Now it hit me: 'Your node has been suspended'

Bivvo · February 19, 2022, 10:31pm

Only one or two failures?
That can’t be. How huge are your logs?
Can you share your run command and uptime?

And how old are your nodes?
All 3 running on the same machine?

jammerdan · February 19, 2022, 10:31pm

And out of suspension for node1:

Storj, seriously?

anon27637763 · February 19, 2022, 10:48pm

https://forum.storj.io/t/node-suspended-randomly/17093/29

@javcia says…

I started getting random suspensions on my nodes after enabling QUIP. Already disabled on one of the nodes and looks like no more suspensions.

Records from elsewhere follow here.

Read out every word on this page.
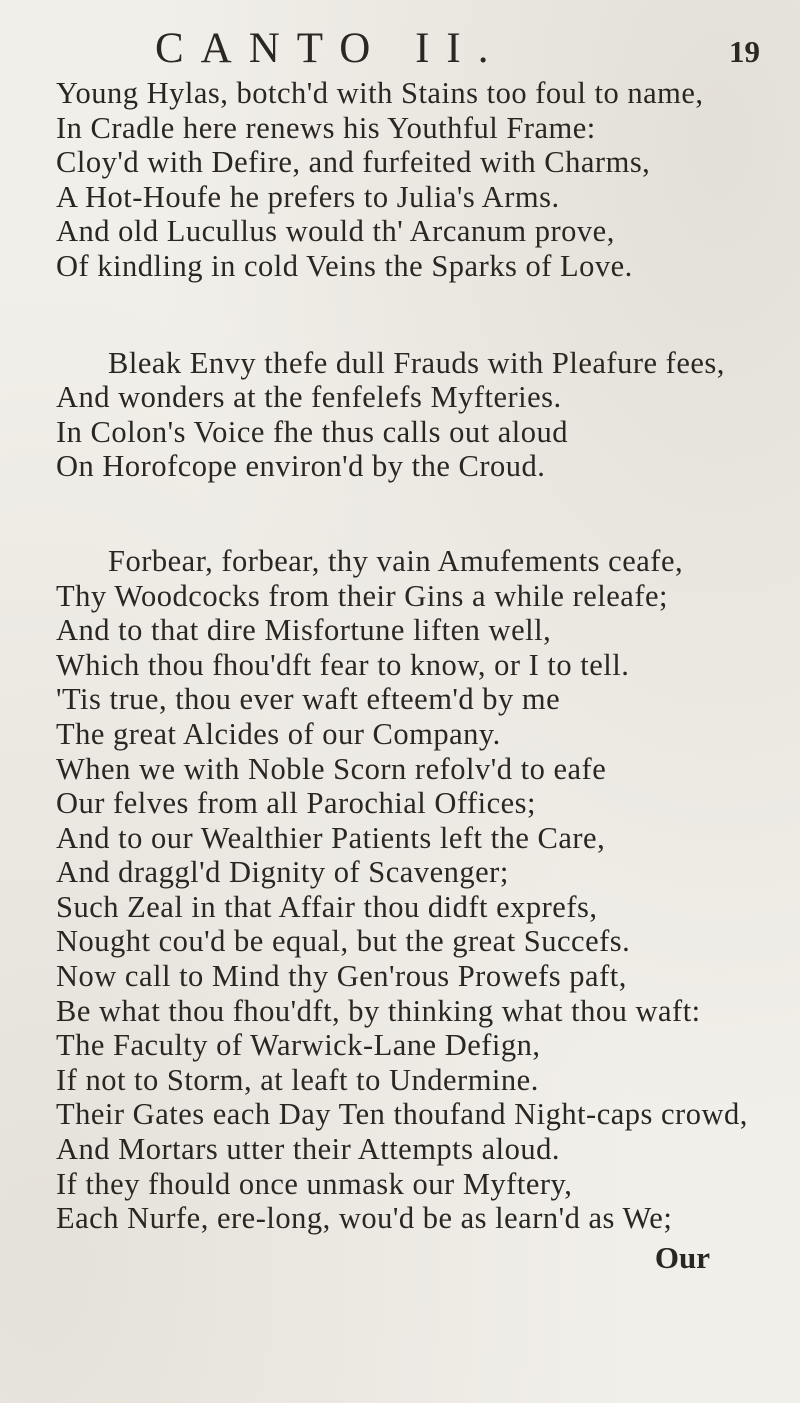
CANTO II.	19
Young Hylas, botch'd with Stains too foul to name,
In Cradle here renews his Youthful Frame:
Cloy'd with Defire, and furfeited with Charms,
A Hot-Houfe he prefers to Julia's Arms.
And old Lucullus would th' Arcanum prove,
Of kindling in cold Veins the Sparks of Love.
Bleak Envy thefe dull Frauds with Pleafure fees,
And wonders at the fenfelefs Myfteries.
In Colon's Voice fhe thus calls out aloud
On Horofcope environ'd by the Croud.
Forbear, forbear, thy vain Amufements ceafe,
Thy Woodcocks from their Gins a while releafe;
And to that dire Misfortune liften well,
Which thou fhou'dft fear to know, or I to tell.
'Tis true, thou ever waft efteem'd by me
The great Alcides of our Company.
When we with Noble Scorn refolv'd to eafe
Our felves from all Parochial Offices;
And to our Wealthier Patients left the Care,
And draggl'd Dignity of Scavenger;
Such Zeal in that Affair thou didft exprefs,
Nought cou'd be equal, but the great Succefs.
Now call to Mind thy Gen'rous Prowefs paft,
Be what thou fhou'dft, by thinking what thou waft:
The Faculty of Warwick-Lane Defign,
If not to Storm, at leaft to Undermine.
Their Gates each Day Ten thoufand Night-caps crowd,
And Mortars utter their Attempts aloud.
If they fhould once unmask our Myftery,
Each Nurfe, ere-long, wou'd be as learn'd as We;
Our
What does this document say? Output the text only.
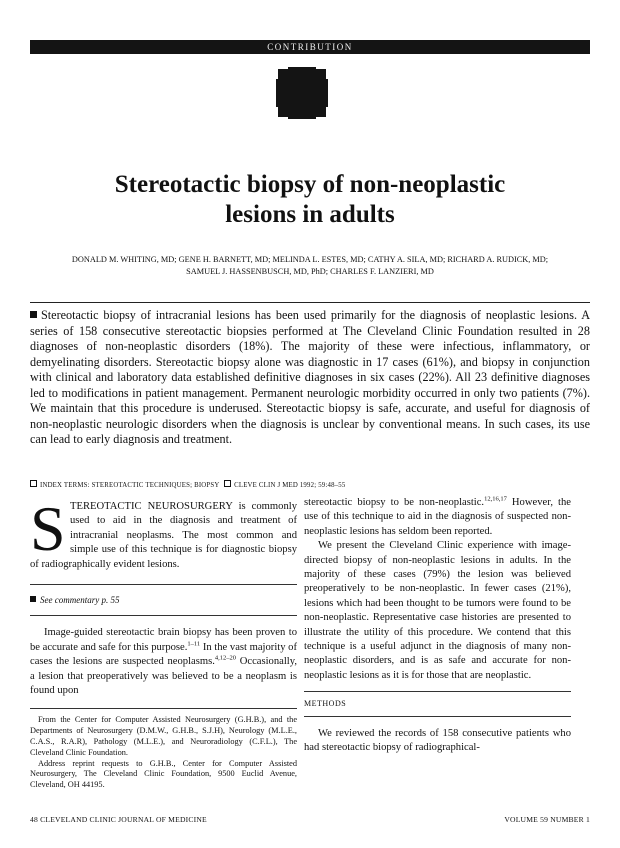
CONTRIBUTION
Stereotactic biopsy of non-neoplastic
lesions in adults
DONALD M. WHITING, MD; GENE H. BARNETT, MD; MELINDA L. ESTES, MD; CATHY A. SILA, MD; RICHARD A. RUDICK, MD;
SAMUEL J. HASSENBUSCH, MD, PhD; CHARLES F. LANZIERI, MD

Stereotactic biopsy of intracranial lesions has been used primarily for the diagnosis of neoplastic lesions. A series of 158 consecutive stereotactic biopsies performed at The Cleveland Clinic Foundation resulted in 28 diagnoses of non-neoplastic disorders (18%). The majority of these were infectious, inflammatory, or demyelinating disorders. Stereotactic biopsy alone was diagnostic in 17 cases (61%), and biopsy in conjunction with clinical and laboratory data established definitive diagnoses in six cases (22%). All 23 definitive diagnoses led to modifications in patient management. Permanent neurologic morbidity occurred in only two patients (7%). We maintain that this procedure is underused. Stereotactic biopsy is safe, accurate, and useful for diagnosis of non-neoplastic neurologic disorders when the diagnosis is unclear by conventional means. In such cases, its use can lead to early diagnosis and treatment.

INDEX TERMS: STEREOTACTIC TECHNIQUES; BIOPSY CLEVE CLIN J MED 1992; 59:48–55

STEREOTACTIC NEUROSURGERY is commonly used to aid in the diagnosis and treatment of intracranial neoplasms. The most common and simple use of this technique is for diagnostic biopsy of radiographically evident lesions.

See commentary p. 55

Image-guided stereotactic brain biopsy has been proven to be accurate and safe for this purpose.$^{1-11}$ In the vast majority of cases the lesions are suspected neoplasms.$^{4,12-20}$ Occasionally, a lesion that preoperatively was believed to be a neoplasm is found upon

From the Center for Computer Assisted Neurosurgery (G.H.B.), and the Departments of Neurosurgery (D.M.W., G.H.B., S.J.H), Neurology (M.L.E., C.A.S., R.A.R), Pathology (M.L.E.), and Neuroradiology (C.F.L.), The Cleveland Clinic Foundation.

Address reprint requests to G.H.B., Center for Computer Assisted Neurosurgery, The Cleveland Clinic Foundation, 9500 Euclid Avenue, Cleveland, OH 44195.

stereotactic biopsy to be non-neoplastic.$^{12,16,17}$ However, the use of this technique to aid in the diagnosis of suspected non-neoplastic lesions has seldom been reported.

We present the Cleveland Clinic experience with image-directed biopsy of non-neoplastic lesions in adults. In the majority of these cases (79%) the lesion was believed preoperatively to be non-neoplastic. In fewer cases (21%), lesions which had been thought to be tumors were found to be non-neoplastic. Representative case histories are presented to illustrate the utility of this procedure. We contend that this technique is a useful adjunct in the diagnosis of many non-neoplastic disorders, and is as safe and accurate for non-neoplastic lesions as it is for those that are neoplastic.

METHODS

We reviewed the records of 158 consecutive patients who had stereotactic biopsy of radiographical-

48 CLEVELAND CLINIC JOURNAL OF MEDICINE	VOLUME 59 NUMBER 1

Do you have UDP/QUIC enabled?

If so, try disabling it.

If disabling QUIC stops suspensions, then we have a UDP/QUIC problem.

EDIT:

Adding a data point…

My node is more than 24 months old. Version 1.48.2 … I have not enabled UDP/QUIC. Therefore, my node displays “QUIC Misconfigured”. Recently, I had some ISP outage issue … fiber laser power problem, out of my control entirely…

Here are my stats:

BrightSilence · February 19, 2022, 10:48pm

Could you show what the errors on the GET_REPAIR are? Though, they may not show all of the problem, as you must have failed more for the score to drop this much. But it may give a clue as to what might be going on.

jammerdan · February 19, 2022, 10:49pm

I have rebooted and now my logs are gone.

BrightSilence · February 19, 2022, 10:52pm

Ahh that’s a shame. Since you’ve had returning issues now, it may be a good idea to redirect your logs to a file to prevent losing information.

jammerdan · February 19, 2022, 10:54pm

Yeah. I keep forgetting that. As Windows guy you always like to reboot without second thought because it can only get better…

anon27637763 · February 19, 2022, 10:58pm

Too tempting to insert a Linux v. Windows joke…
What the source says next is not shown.